Outside of battle is where you will be looting gold, finding treasure chests filled with cards and equipment and searching for secret areas, which will undoubtedly house both of the previous. Truth be told, walking around outside of battle became the weakest part of SteamWorld Quest: Hand of Gilgamech for me, but that might be because I loved the battles and the deck management so much. It naturally meant that I simply wasn’t having as much fun, so it isn’t to say these sections are terrible, more so just not to the same standard.
Hero Statues will be where you heal your heroes, although doing so will mean that all enemies in the surrounding areas will return. This is both a good and bad thing. Good in that you are able to grind experience points off enemies, but bad because if all you want to do is heal, then you have to deal with the fact that you are probably going to get into fights again. This will cause you to lose health, meaning you will want to go back and heal and thus a vicious circle will arise.
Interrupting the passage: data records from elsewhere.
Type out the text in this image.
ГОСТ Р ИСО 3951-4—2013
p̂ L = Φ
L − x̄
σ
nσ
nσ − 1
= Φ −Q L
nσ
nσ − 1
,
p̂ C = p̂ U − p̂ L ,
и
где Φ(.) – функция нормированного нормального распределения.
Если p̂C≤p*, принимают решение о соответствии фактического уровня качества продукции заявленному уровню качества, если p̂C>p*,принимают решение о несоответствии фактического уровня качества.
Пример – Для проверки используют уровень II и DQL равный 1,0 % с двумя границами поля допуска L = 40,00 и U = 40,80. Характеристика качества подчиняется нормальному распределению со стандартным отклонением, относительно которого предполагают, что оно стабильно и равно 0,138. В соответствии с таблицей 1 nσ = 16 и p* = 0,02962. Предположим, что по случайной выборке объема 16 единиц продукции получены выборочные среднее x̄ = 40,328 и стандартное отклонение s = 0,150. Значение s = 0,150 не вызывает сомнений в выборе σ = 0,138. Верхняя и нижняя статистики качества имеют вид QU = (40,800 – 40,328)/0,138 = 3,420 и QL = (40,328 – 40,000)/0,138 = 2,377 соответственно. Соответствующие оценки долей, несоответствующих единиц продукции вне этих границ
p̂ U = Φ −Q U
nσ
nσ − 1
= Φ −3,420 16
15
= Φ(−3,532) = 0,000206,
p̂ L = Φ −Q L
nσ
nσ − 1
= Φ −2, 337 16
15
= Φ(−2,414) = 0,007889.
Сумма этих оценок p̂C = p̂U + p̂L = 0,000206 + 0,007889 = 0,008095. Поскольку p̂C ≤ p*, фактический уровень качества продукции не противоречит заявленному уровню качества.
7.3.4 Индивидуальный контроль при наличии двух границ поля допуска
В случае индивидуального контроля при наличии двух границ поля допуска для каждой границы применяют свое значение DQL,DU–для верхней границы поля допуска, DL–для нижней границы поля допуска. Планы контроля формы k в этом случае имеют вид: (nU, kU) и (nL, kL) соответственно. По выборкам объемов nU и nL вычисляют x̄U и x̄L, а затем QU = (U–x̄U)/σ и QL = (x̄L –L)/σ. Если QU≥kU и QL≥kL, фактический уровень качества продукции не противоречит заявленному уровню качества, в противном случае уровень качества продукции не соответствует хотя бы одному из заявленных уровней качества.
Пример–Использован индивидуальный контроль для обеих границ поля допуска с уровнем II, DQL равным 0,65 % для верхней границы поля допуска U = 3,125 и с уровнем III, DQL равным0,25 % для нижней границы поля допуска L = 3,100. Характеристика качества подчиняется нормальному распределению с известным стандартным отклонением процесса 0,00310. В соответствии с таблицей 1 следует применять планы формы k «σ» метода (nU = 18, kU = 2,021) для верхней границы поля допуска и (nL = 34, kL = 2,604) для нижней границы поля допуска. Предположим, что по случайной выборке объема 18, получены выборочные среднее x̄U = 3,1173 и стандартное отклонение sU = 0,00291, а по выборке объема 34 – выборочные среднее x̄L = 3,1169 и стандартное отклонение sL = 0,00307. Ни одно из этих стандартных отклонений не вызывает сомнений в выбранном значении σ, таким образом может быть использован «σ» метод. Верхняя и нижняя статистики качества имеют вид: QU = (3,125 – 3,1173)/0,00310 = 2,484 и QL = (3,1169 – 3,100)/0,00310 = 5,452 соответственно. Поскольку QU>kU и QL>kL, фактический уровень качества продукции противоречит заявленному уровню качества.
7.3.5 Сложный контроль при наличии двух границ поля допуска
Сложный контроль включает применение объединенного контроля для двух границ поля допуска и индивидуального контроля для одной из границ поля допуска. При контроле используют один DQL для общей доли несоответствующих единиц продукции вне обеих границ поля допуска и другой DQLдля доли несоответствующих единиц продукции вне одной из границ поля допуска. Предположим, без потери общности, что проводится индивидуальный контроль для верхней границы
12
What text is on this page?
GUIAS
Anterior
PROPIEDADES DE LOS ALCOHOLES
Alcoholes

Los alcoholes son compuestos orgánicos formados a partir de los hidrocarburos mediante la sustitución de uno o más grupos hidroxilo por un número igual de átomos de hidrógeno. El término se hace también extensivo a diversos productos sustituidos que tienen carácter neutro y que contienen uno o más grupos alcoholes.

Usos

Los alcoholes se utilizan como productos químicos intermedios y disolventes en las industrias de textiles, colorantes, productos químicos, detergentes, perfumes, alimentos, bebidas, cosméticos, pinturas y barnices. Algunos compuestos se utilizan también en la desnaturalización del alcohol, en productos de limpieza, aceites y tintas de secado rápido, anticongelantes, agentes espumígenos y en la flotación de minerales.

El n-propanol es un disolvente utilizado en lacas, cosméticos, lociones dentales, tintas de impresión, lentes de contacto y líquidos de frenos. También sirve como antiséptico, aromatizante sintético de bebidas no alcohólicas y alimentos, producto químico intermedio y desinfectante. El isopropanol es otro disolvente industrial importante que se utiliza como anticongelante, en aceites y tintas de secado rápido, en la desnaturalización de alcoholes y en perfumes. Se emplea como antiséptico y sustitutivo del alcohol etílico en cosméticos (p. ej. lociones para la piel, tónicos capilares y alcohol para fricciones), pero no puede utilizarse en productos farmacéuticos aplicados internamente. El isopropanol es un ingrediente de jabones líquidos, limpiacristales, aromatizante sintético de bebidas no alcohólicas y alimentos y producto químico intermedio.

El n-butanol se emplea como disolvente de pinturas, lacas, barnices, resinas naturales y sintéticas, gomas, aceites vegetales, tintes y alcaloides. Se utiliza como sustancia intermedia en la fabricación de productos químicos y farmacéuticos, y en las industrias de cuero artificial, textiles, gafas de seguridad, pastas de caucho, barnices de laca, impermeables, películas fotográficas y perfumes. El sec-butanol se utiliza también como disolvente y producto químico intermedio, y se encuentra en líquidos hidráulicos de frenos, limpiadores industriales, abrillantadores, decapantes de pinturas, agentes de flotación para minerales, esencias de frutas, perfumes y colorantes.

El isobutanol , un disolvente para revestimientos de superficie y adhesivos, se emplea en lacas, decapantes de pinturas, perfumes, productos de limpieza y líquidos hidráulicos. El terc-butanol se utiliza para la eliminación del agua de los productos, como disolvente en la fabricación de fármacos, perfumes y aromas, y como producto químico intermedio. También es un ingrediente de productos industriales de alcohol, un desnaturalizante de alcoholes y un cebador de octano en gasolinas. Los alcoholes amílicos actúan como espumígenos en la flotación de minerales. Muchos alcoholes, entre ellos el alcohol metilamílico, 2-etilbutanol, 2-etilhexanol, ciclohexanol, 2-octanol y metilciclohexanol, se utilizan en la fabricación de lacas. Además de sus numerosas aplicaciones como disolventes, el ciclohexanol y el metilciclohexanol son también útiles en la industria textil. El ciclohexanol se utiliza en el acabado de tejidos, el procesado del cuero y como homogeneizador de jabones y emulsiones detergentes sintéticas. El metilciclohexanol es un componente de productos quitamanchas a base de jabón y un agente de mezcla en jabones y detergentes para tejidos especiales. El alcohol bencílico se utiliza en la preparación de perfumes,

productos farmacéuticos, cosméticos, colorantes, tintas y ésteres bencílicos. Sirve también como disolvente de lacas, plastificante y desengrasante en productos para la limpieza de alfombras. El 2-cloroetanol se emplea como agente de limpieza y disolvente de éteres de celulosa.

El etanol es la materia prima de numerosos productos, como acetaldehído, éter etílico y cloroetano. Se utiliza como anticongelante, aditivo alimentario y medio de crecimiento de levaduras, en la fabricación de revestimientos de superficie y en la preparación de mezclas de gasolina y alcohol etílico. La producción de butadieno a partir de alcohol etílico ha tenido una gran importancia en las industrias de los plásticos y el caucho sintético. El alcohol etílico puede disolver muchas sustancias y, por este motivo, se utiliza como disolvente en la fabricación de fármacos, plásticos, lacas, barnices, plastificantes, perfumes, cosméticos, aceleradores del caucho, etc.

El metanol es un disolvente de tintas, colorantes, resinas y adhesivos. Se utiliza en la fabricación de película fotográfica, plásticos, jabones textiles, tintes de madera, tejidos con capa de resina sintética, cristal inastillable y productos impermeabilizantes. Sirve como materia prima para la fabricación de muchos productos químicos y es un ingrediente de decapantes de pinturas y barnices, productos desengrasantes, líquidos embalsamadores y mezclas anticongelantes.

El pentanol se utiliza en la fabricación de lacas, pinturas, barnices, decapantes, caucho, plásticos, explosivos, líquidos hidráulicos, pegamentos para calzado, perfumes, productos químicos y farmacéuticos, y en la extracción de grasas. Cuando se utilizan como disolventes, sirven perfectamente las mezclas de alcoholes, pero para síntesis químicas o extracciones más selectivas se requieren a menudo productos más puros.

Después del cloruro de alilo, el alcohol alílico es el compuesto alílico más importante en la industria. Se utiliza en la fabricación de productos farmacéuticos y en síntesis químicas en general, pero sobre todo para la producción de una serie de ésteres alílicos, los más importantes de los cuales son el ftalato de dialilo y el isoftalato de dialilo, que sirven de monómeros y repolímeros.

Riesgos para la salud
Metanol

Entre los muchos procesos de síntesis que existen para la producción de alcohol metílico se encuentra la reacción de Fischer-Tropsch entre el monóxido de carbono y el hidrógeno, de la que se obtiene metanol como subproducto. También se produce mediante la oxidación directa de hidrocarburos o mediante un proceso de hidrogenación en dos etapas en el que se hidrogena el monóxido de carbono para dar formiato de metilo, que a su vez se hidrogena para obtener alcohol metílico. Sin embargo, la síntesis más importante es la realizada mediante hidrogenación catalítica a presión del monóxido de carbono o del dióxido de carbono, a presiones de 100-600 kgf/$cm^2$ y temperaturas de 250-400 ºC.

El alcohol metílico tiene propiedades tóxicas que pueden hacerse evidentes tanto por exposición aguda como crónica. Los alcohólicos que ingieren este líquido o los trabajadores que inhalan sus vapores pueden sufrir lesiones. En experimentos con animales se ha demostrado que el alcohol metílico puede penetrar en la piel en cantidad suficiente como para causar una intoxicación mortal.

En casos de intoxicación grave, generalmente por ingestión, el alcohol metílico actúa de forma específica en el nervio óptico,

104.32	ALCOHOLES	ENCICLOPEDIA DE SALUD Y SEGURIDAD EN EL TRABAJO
Hero Statues also allow you to save your game, but it is rather pointless when you consider that whenever you go through a door or move from one area to another, the game auto-saves anyway.
You will also meet the merchant from time to time, who at first will sell you items, equipment and even create new cards for each of the heroes. You cannot get these cards anywhere else in the world and are unique to the shop. A few hours in and the merchant will allow you to upgrade existing cards, which will either simply increase the attack power of your cards or add a benefit such as the Regeneration card being able to heal your team for an increased amount of turns. To buy or upgrade anything from the merchant, you will require a combination of gold and materials, both of which you gain when defeating enemies. Again, another reason why respawning enemies can be to your benefit. Infinite enemies equal infinite crafting materials, after all.
There is so much more I could talk about. The charming and differing personalities of all of the heroes. Pre-emptive strikes that allow you to gain an upper hand in battle before it’s even begun, Redrawing cards if you have been dealt a bad hand, the array of equipment you can get your hands on that can grant you all manners of good stuff, the hand-drawn graphics which ooze personality. I could go on.
SteamWorld Quest: Hand of Gilgamech was a title that I was eagerly anticipating, given the developer’s track record with the SteamWorld series, and the result exceeded my expectations. It is incredibly clever and it is clear that plenty of thought has been put behind each aspect. Not only is this the best title in the SteamWorld series, but it is also one of the best RPGs of any kind currently on the Switch. I simply could not put it down.